Le mur invisible (Elia Kazan, 1948) : danger latent

Gaspard Granaud 28 juin 2012 0
Le mur invisible (Elia Kazan, 1948) : danger latent

Phil Green (Gregory Peck), journaliste veuf, débarque à New York avec sa mère et son petit garçon. Il espère trouver du travail dans un grand journal. On lui propose d’écrire un dossier choc sur l’antisémitisme. Nous sommes en 1947 et Phil n’est pas très inspiré par le sujet, il pense que tout à été dit et qu’il ne peut rien faire de très original. Il rencontre dans le même temps Kathy, une jolie femme issue d’une famille aisée dont il s’amourache. Soudain lui vient en tête un angle de génie : il vient d’arriver en ville, personne ne le connaît, et il va se faire passer pour un juif histoire de voir si l’antisémitisme règne encore. Et il va prendre son rôle très au sérieux, parfois trop du point de vue de Kathy. Petit à petit, le journaliste se heurte à un mur invisible, découvre les idées sales et latentes de bien des gens de son entourage. Son article prend le dessus sur sa vie, transforme celle-ci progressivement en enfer….

Si le sujet du film peut paraître, comme l’article commandé à Phil Green, relativement peu original ou passionnant, Elia Kazan parvient pourtant à faire monter la tension et créer des chocs jamais là où les attend. Le ravissant Gregory Peck incarne avec grâce Phil Green, homme entier, un tantinet gauche en amour mais toujours droit quand il est question de ses valeurs, de son envie de voir le monde devenir chaque jour un peu meilleur. Un homme bien, sentimental, prenant son article très à cœur et devenant réellement dans sa tête un juif, au lendemain de la Seconde Guerre Mondiale.

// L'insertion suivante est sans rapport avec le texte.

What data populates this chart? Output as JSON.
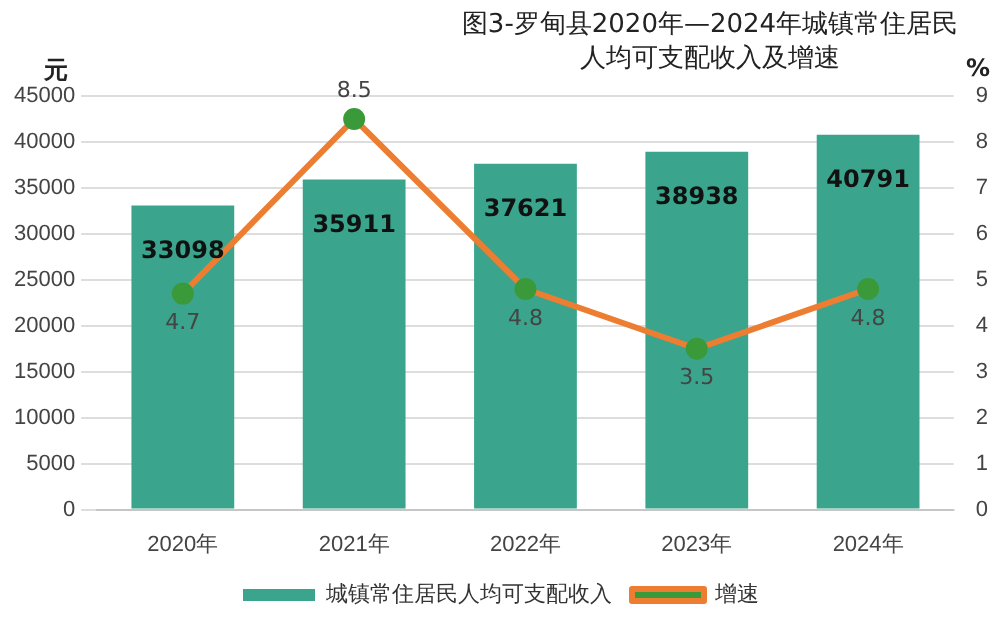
{
  "chart_data": {
    "type": "bar",
    "title": "图3-罗甸县2020年—2024年城镇常住居民人均可支配收入及增速",
    "ylabel": "元",
    "y2label": "%",
    "categories": [
      "2020年",
      "2021年",
      "2022年",
      "2023年",
      "2024年"
    ],
    "series": [
      {
        "name": "城镇常住居民人均可支配收入",
        "color": "#3aa58c",
        "values": [
          33098,
          35911,
          37621,
          38938,
          40791
        ]
      },
      {
        "name": "增速",
        "type": "line",
        "axis": "y2",
        "color": "#ed7d31",
        "marker": "circle",
        "values": [
          4.7,
          8.5,
          4.8,
          3.5,
          4.8
        ]
      }
    ],
    "ylim": [
      0,
      45000
    ],
    "yticks": [
      0,
      5000,
      10000,
      15000,
      20000,
      25000,
      30000,
      35000,
      40000,
      45000
    ],
    "y2lim": [
      0,
      9
    ],
    "y2ticks": [
      0,
      1,
      2,
      3,
      4,
      5,
      6,
      7,
      8,
      9
    ],
    "grid": "y",
    "legend": "bottom",
    "data_labels": true
  }
}
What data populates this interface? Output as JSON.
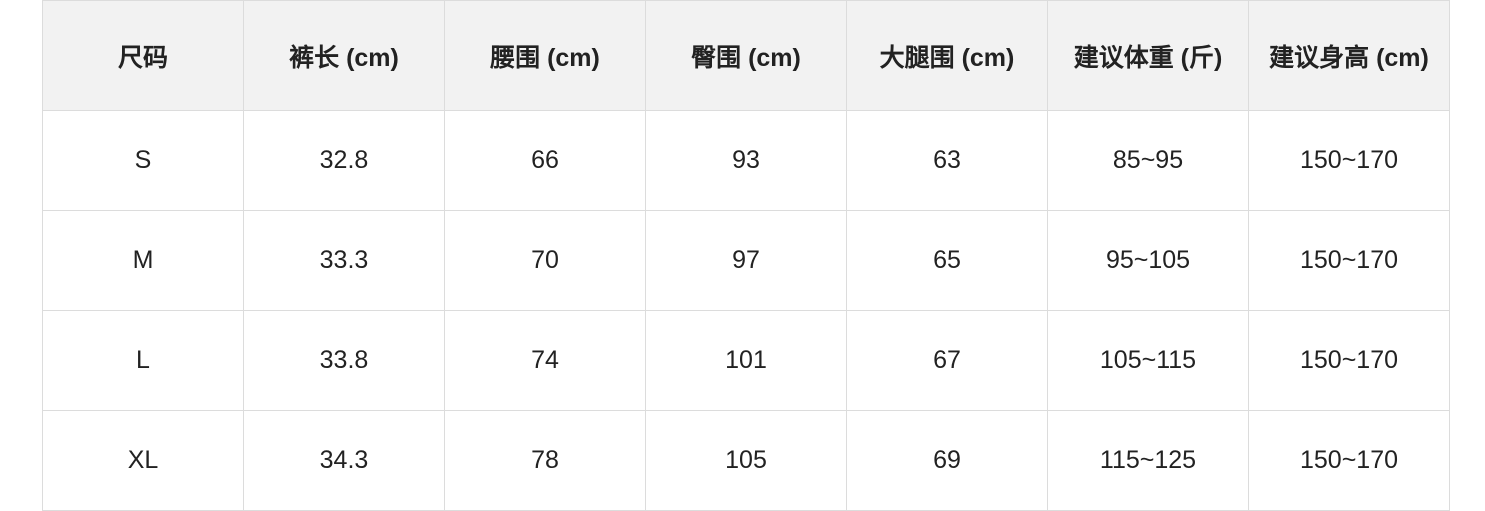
{
  "table": {
    "header": [
      "尺码",
      "裤长 (cm)",
      "腰围 (cm)",
      "臀围 (cm)",
      "大腿围 (cm)",
      "建议体重 (斤)",
      "建议身高 (cm)"
    ],
    "rows": [
      [
        "S",
        "32.8",
        "66",
        "93",
        "63",
        "85~95",
        "150~170"
      ],
      [
        "M",
        "33.3",
        "70",
        "97",
        "65",
        "95~105",
        "150~170"
      ],
      [
        "L",
        "33.8",
        "74",
        "101",
        "67",
        "105~115",
        "150~170"
      ],
      [
        "XL",
        "34.3",
        "78",
        "105",
        "69",
        "115~125",
        "150~170"
      ]
    ]
  }
}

Si personne ne revendique son antisémitisme, si au contraire les gens s’indignent contre ceux qui le sont, rares sont les individus à se battre pour que ce fléau disparaisse à jamais. On entend une blague xénophobe, on se dit gêné, voire horrifié, mais personne ne se lève et part , fait un scandale. On accepte, on se dit que ce n’est pas si grave. Kathy fait partie de ces gens-là, qui manquent de courage, qui n’ont pas l’âme à militer. Autant dire qu’elle est comme la majorité des êtres humains. Nous avons tous un jour assisté à un acte ou entendu des paroles racistes. Et qu’avons-nous fait ? L’horreur est dans la latence, dans le silence. Ne rien dire, penser qu’il n’y a rien d’alarmant est comme collaborer à une idéologie crasse. Phil Green, lui, veut se battre. Plus il creuse, plus il réalise que le problème est plus ample que ce qu’il avait imaginé. Certains juifs ne sont pas acceptés dans de grands hôtels (car il n’y aurait plus de place – même topo pour les enfants éjectés des colonies de vacances) , leur présence fait mauvais genre dans les soirées, les petites blagues et insultes s’immiscent dans les conversations. Hypocrisie, raccourcis, arrière-pensées : le film nous montre comment le poison de la haine est omniprésent dans le quotidien, semblant inoffensif mais créant pourtant bien des ravages.

Alors qu’on entre dans le film en se disant que Phil Green ne découvrira pas grand chose, on en ressort, comme lui, lessivé, perplexe, anxieux, en se disant que rien n’est vraiment gagné. Il y a aussi l’espoir qui vient en rêvant que des hommes comme lui continuent à se battre, l’envie soudaine de changer et de nous aussi défendre une cause primordiale. Un film étonnamment militant dans son propos.

Mais ce n’est pas tout : Le mur invisible est aussi le récit d’une love story. Celle d’un homme courageux et passionné et d’une femme vulnérable, influençable. L’itinéraire d’un couple qui essaie de se construire, de se solidifier dans un monde impitoyable car plein de faux-semblants. Une œuvre forte, inattendue et vibrante.